Occasionally, the heart is weakened, leading to heart failure (see Heart Failure). Symptoms of heart failure may include fluid retention, shortness of breath, and fatigue. The kidneys are affected in about 25% of people, and the damage is usually mild compared to the damage caused by lupus. Other symptoms may include fever, swollen lymph nodes, and abdominal pain. Sjögren syndrome (see Sjögren Syndrome) may develop. Over time, most people develop symptoms that are more typical of lupus (see Systemic Lupus Erythematosus (SLE)) or systemic sclerosis (see Systemic Sclerosis).


Doctors suspect mixed connective tissue disease when symptoms of lupus, systemic sclerosis, and polymyositis (see Polymyositis) overlap.

Blood tests are done to detect an antibody to ribonucleoprotein, which is present in most people who have mixed connective tissue disease. A high level of this antibody without the other antibodies present in other similar disorders is characteristic of mixed connective tissue disease.

If doctors suspect certain organs are affected, they may do other tests, such as magnetic resonance imaging (MRI) or a muscle biopsy (removal of a piece of muscle tissue for examination and testing), to detect problems.


Despite treatment, mixed connective tissue disease worsens in about 13% of the people, causing potentially fatal complications in 6 to 12 years. The prognosis is worse for people who have mainly features of systemic sclerosis or polymyositis. Overall, 80% of people survive at least 10 years after the diagnosis is made.
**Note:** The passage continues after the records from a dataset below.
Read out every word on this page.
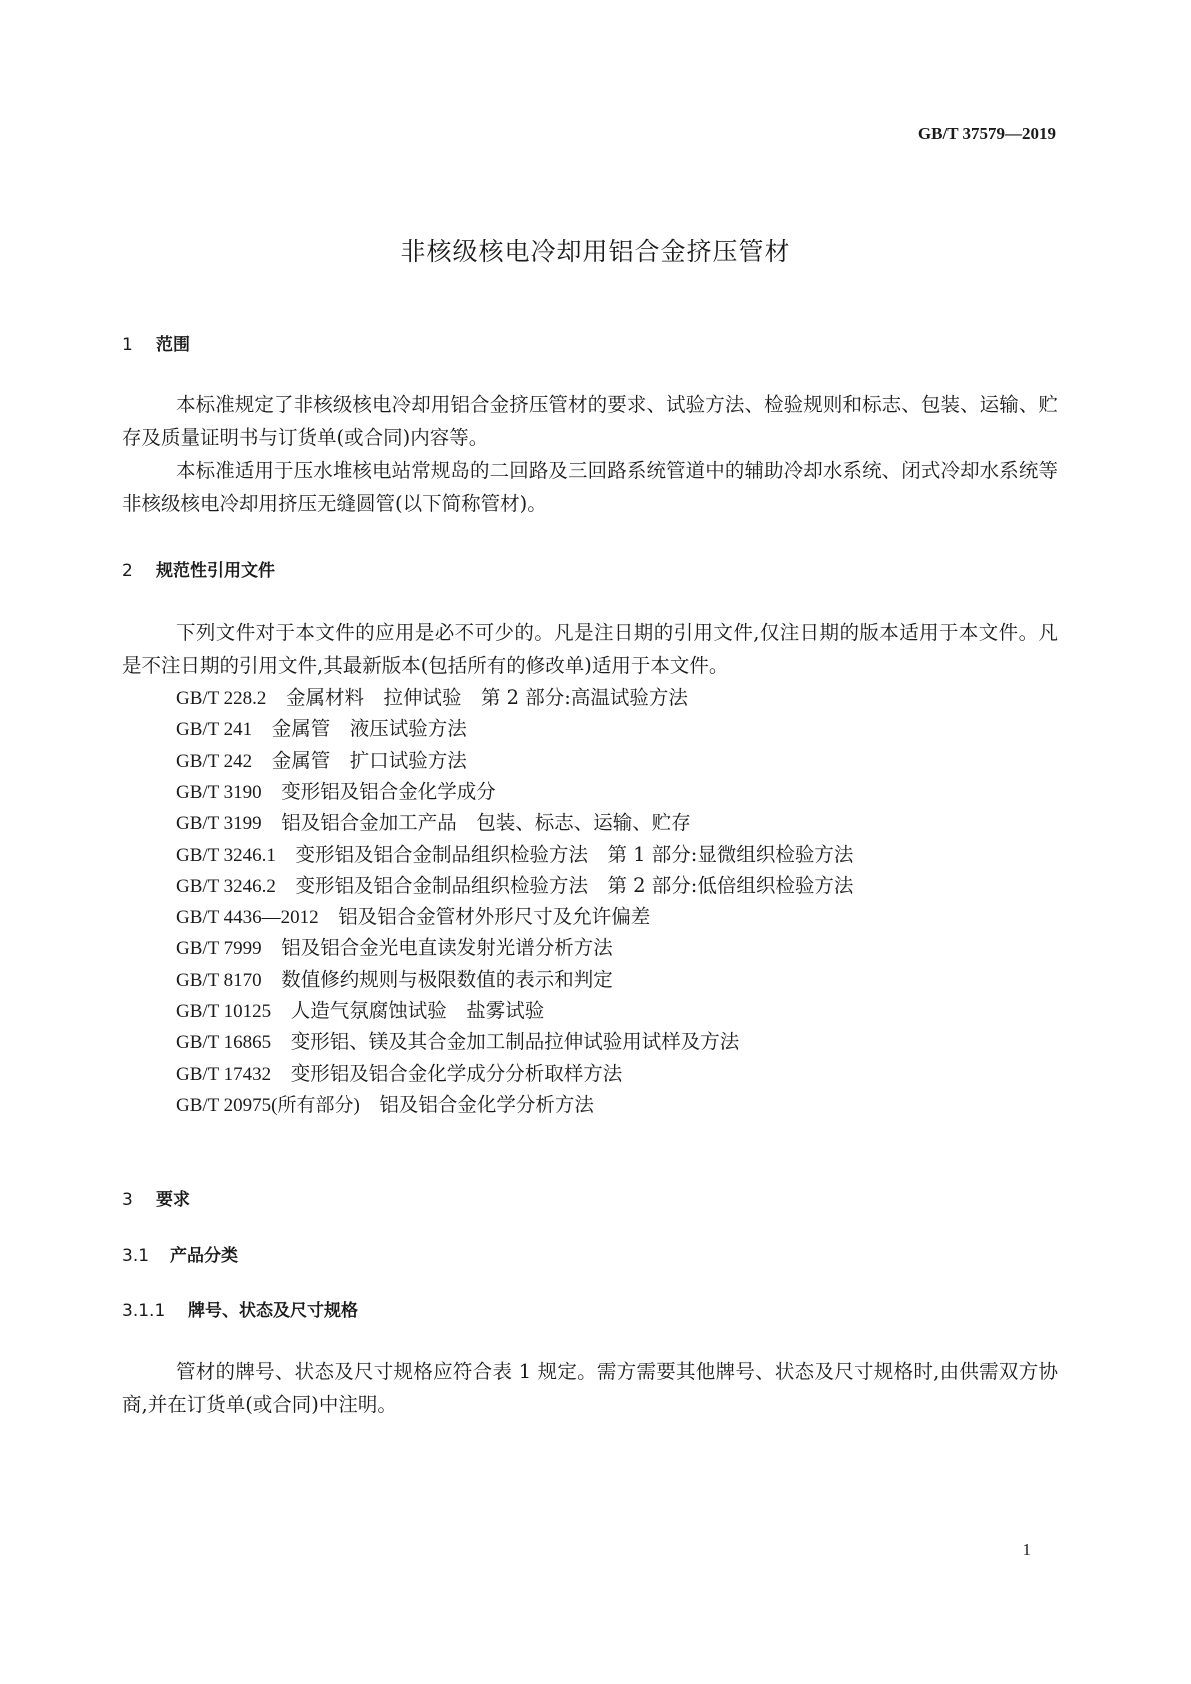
GB/T 37579—2019
非核级核电冷却用铝合金挤压管材
1 范围
本标准规定了非核级核电冷却用铝合金挤压管材的要求、试验方法、检验规则和标志、包装、运输、贮存及质量证明书与订货单(或合同)内容等。
本标准适用于压水堆核电站常规岛的二回路及三回路系统管道中的辅助冷却水系统、闭式冷却水系统等非核级核电冷却用挤压无缝圆管(以下简称管材)。
2 规范性引用文件
下列文件对于本文件的应用是必不可少的。凡是注日期的引用文件,仅注日期的版本适用于本文件。凡是不注日期的引用文件,其最新版本(包括所有的修改单)适用于本文件。
GB/T 228.2　 金属材料　拉伸试验　第 2 部分:高温试验方法
GB/T 241　 金属管　液压试验方法
GB/T 242　 金属管　扩口试验方法
GB/T 3190　 变形铝及铝合金化学成分
GB/T 3199　 铝及铝合金加工产品　包装、标志、运输、贮存
GB/T 3246.1　 变形铝及铝合金制品组织检验方法　第 1 部分:显微组织检验方法
GB/T 3246.2　 变形铝及铝合金制品组织检验方法　第 2 部分:低倍组织检验方法
GB/T 4436—2012　 铝及铝合金管材外形尺寸及允许偏差
GB/T 7999　 铝及铝合金光电直读发射光谱分析方法
GB/T 8170　 数值修约规则与极限数值的表示和判定
GB/T 10125　 人造气氛腐蚀试验　盐雾试验
GB/T 16865　 变形铝、镁及其合金加工制品拉伸试验用试样及方法
GB/T 17432　 变形铝及铝合金化学成分分析取样方法
GB/T 20975(所有部分)　 铝及铝合金化学分析方法
3 要求
3.1 产品分类
3.1.1 牌号、状态及尺寸规格
管材的牌号、状态及尺寸规格应符合表 1 规定。需方需要其他牌号、状态及尺寸规格时,由供需双方协商,并在订货单(或合同)中注明。
1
Symptom-free periods can last for many years with no treatment.


The treatment is similar to that of lupus. Corticosteroids are usually effective, especially when the disease is diagnosed early. Mild cases can be treated with nonsteroidal anti-inflammatory drugs (NSAIDs), hydroxychloroquine or similar drugs, or very low doses of corticosteroids. The more severe the disease, the higher the dose of corticosteroid needed. In severe cases, immunosuppressive drugs (such as azathioprine, methotrexate, or cyclophosphamide) may also be needed.

In general, the more advanced the disease and the greater the organ damage, the less effective the treatment. Systemic sclerosis–like damage to the skin and esophagus is least likely to respond to treatment.

People who take corticosteroids are at risk of fractures related to osteoporosis. To prevent osteoporosis, these people are given the drugs used to treat osteoporosis, such as bisphosphonates and supplemental vitamin D and calcium. People who have mixed connective tissue disease are at increased risk of atherosclerosis (see Atherosclerosis) and are closely monitored by doctors. People who are receiving immunosuppressants are also given drugs to prevent infections such as by Pneumocystis jirovecii.